Intensity analysis of filaments in partially disintegrated axonemes. (A) Frame of a bending event with line-scans of interacting filaments (red), noninteracting filaments (blue), and overlap region of two filaments (green). (B) Corresponding intensity profiles of the line-scans. The interacting- (red) and noninteracting filaments (blue) have similar intensity. Note that the intensity in the overlap region is ∼4 times higher than the nonoverlap regions. When normalized with respect to the peak intensity of overlapping filaments, the intensities of the individual filaments that did not interact were 0.24 ± 0.083 (mean ± SD, N = 11) compared to 0.29 ± 0.063 (mean ± SD, N = 10) for those filaments that did interact (five axonemes). There was no statistically significant difference at a 95% confidence level (t-test). To see this figure in color, go online.

Assuming that the shape is due to sliding forces between the doublets, we can infer the distribution of the active motors from the shape using the moment balance equation derived in the Materials and Methods:

$$F\left(s\right)=\kappa C\left(s\right)/a_0.$$ (10)

Before applying this equation, however, we have to check that the bent filament pair is indeed in a static mechanical equilibrium in which the frictional forces due to motion through the fluid can be ignored. This assumption is valid in our case, as demonstrated by the following calculations.

• 1.The characteristic time of the relaxation to the steady state in Fig. 2 C is ∼1 s.
• 2.The relaxation time of a beam of length L, stiffness κ, and drag coefficient ξ_⊥ is ∼(0.54)⁴ ξ_⊥L⁴/κ (20).
• 3.The appropriate numerical values are L = 5 μm, ξ_⊥ = 0.003 pN⋅s μm⁻² (8), and κ = 120 pN⋅μm².
• 4.The bending stiffness of a single microtubule is 23⋅pN μm² (20) and the stiffness of one doublet is approximately three times that of a single microtubule (20).
• 5.Assuming 60 pN⋅μm² for each doublet, the rigidity of the pair of doublets is therefore κ = 120 pN⋅μm².
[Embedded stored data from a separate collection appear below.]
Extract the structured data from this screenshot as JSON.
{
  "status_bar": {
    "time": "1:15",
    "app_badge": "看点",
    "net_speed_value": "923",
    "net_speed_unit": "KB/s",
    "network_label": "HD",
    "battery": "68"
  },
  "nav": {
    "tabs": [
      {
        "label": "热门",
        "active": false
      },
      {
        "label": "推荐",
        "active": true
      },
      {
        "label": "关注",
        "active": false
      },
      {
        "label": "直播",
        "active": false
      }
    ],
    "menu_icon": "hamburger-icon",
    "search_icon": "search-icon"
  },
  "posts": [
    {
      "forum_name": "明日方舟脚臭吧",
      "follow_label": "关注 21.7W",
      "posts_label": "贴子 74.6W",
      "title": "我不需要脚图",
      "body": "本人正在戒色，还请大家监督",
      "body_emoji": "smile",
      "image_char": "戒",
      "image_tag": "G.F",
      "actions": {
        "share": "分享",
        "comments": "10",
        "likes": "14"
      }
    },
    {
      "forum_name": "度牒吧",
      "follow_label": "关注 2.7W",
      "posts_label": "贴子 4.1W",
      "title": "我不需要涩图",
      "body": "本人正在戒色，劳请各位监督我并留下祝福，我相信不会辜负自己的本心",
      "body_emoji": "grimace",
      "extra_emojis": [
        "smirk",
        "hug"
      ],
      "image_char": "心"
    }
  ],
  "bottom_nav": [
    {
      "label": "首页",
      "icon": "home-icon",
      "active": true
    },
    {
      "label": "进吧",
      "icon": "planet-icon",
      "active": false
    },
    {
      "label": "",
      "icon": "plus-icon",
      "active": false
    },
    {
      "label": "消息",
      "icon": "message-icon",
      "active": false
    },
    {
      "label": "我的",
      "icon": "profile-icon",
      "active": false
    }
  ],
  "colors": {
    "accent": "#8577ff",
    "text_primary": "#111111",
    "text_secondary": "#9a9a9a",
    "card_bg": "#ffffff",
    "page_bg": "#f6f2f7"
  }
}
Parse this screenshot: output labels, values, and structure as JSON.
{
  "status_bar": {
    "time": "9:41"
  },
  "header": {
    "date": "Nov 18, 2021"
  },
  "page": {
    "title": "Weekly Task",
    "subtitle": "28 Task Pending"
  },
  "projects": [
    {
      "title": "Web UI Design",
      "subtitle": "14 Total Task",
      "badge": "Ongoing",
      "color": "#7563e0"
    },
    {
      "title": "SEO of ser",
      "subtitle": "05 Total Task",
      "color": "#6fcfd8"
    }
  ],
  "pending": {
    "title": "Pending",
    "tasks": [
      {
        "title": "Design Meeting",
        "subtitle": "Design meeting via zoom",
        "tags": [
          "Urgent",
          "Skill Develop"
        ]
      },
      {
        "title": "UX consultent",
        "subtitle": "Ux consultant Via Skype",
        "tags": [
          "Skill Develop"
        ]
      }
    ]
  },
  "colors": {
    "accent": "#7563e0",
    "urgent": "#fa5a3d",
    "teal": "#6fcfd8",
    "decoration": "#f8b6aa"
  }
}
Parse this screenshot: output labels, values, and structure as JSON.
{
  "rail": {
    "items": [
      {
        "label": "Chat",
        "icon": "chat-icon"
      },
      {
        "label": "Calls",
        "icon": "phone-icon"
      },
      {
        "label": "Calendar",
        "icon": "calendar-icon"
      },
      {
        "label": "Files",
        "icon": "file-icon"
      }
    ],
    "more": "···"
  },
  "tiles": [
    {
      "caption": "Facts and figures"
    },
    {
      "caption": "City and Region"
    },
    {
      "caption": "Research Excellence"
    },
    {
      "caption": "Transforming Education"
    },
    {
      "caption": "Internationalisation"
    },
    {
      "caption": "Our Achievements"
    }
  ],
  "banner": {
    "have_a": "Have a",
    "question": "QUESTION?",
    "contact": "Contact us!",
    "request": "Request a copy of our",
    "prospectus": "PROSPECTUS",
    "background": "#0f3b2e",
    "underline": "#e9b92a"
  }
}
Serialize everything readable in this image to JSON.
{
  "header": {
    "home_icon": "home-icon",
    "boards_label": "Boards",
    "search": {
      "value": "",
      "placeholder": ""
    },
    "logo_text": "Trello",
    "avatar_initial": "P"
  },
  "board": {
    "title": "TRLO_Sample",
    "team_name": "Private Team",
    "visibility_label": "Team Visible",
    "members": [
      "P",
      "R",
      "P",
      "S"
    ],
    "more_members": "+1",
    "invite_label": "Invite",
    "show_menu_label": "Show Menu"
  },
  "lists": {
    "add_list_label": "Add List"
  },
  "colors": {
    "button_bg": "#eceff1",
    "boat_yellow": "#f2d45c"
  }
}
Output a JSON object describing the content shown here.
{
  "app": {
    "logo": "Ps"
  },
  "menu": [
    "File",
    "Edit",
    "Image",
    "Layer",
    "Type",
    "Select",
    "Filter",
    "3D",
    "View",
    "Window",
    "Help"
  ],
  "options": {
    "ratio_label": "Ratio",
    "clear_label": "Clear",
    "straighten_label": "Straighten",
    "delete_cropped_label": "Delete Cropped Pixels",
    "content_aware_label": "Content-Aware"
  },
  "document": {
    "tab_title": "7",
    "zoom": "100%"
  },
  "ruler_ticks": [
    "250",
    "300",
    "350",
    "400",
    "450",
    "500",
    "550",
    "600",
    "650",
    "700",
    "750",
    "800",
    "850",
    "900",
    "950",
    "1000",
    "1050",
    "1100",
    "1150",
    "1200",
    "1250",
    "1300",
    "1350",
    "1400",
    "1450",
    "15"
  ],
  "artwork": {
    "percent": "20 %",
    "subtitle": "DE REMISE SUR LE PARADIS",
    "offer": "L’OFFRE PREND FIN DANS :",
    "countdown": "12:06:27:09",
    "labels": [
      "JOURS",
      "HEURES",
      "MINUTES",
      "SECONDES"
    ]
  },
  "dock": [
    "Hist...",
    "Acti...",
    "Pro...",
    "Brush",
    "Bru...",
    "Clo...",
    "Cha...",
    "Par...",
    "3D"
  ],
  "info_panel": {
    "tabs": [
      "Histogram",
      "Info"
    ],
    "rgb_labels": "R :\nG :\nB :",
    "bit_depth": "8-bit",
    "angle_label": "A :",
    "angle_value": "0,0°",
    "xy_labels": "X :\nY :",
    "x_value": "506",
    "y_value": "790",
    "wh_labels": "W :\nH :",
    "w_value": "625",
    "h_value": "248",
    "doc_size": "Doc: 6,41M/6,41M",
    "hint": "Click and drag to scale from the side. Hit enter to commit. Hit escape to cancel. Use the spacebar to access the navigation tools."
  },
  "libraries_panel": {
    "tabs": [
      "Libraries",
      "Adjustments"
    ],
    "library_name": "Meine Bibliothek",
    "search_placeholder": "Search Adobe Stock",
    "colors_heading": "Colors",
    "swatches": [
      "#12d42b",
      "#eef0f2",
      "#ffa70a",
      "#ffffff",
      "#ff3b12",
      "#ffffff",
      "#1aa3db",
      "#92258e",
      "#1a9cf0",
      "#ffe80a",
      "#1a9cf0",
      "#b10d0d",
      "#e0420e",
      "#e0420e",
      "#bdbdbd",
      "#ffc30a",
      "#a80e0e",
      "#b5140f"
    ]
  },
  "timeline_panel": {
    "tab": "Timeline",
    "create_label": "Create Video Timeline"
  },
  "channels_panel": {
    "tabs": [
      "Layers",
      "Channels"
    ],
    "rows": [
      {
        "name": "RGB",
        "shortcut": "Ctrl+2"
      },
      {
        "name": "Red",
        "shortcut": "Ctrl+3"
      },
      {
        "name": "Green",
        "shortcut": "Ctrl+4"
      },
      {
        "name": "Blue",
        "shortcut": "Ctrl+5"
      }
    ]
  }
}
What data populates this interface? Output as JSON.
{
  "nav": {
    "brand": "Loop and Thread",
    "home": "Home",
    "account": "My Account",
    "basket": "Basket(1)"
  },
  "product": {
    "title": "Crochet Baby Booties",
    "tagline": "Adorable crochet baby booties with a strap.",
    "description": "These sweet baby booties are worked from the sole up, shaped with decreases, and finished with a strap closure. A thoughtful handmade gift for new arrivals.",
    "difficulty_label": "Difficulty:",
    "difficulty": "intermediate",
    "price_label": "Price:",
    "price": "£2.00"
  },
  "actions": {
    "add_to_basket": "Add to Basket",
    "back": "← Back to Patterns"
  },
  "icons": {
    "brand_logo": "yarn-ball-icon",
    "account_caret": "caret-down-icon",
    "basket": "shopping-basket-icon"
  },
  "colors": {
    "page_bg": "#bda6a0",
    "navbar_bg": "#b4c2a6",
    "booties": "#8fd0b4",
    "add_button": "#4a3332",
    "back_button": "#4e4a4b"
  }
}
Using these parameters, we estimate the relaxation time to be 0.001 s ≪ 1 s. Thus, the shape can be considered to be static and the theory applies.

The moment balance equation (Eq. 8) implies that the motor activity is concentrated at the distal end of the doublets. This follows because a circular shape (i.e., constant curvature) requires a constant total force, which in turn requires the force per unit length f(s) to be zero except at the end where s = L (Fig. 4, A and B, blue and green lines). By contrast, if the motors are active all along the doublets (a constant force per unit length f_m(s) = f_m) and there are no crosslinkers opposing shear (k = 0, as expected given that the doublets can completely separate) then the corresponding total force is F(s) = (L – s) f_m. This will produce a linearly decreasing curvature C(s) = (L – s)f_ma₀/κ, a spiral, which is clearly inconsistent with the experimental data (compare the red line with the solid circles in Fig. 4 B).

Figure 4.

Comparison of motor-distribution models to the observed filament shape (A) A uniform force distribution (left panel, red curve) produces a spiral shape (right panel, red curve). Tip-concentrated force distributions (left panel, blue and green curves) produce nearly circular arcs (right panel, blue and green curves). (B and C) Curvature and tangent angle data (black dots) from Fig. 2B compared to the models. (Green lines) Curvature control, with κ = 120 pN⋅μm², a₀ = 60 nm, ρ = 200 μm⁻¹, f₊ = 5 pN, and C_c = 0.25 μm⁻¹. (Blue lines) Normal-force control with f_c = 200 pN⋅μm⁻¹. (Red lines) Absence of motor regulation, with a uniform force density of f_m = 500 pN⋅μm⁻¹. The force density was chosen to match the data for the maximum angle at the filament tip. To see this figure in color, go online.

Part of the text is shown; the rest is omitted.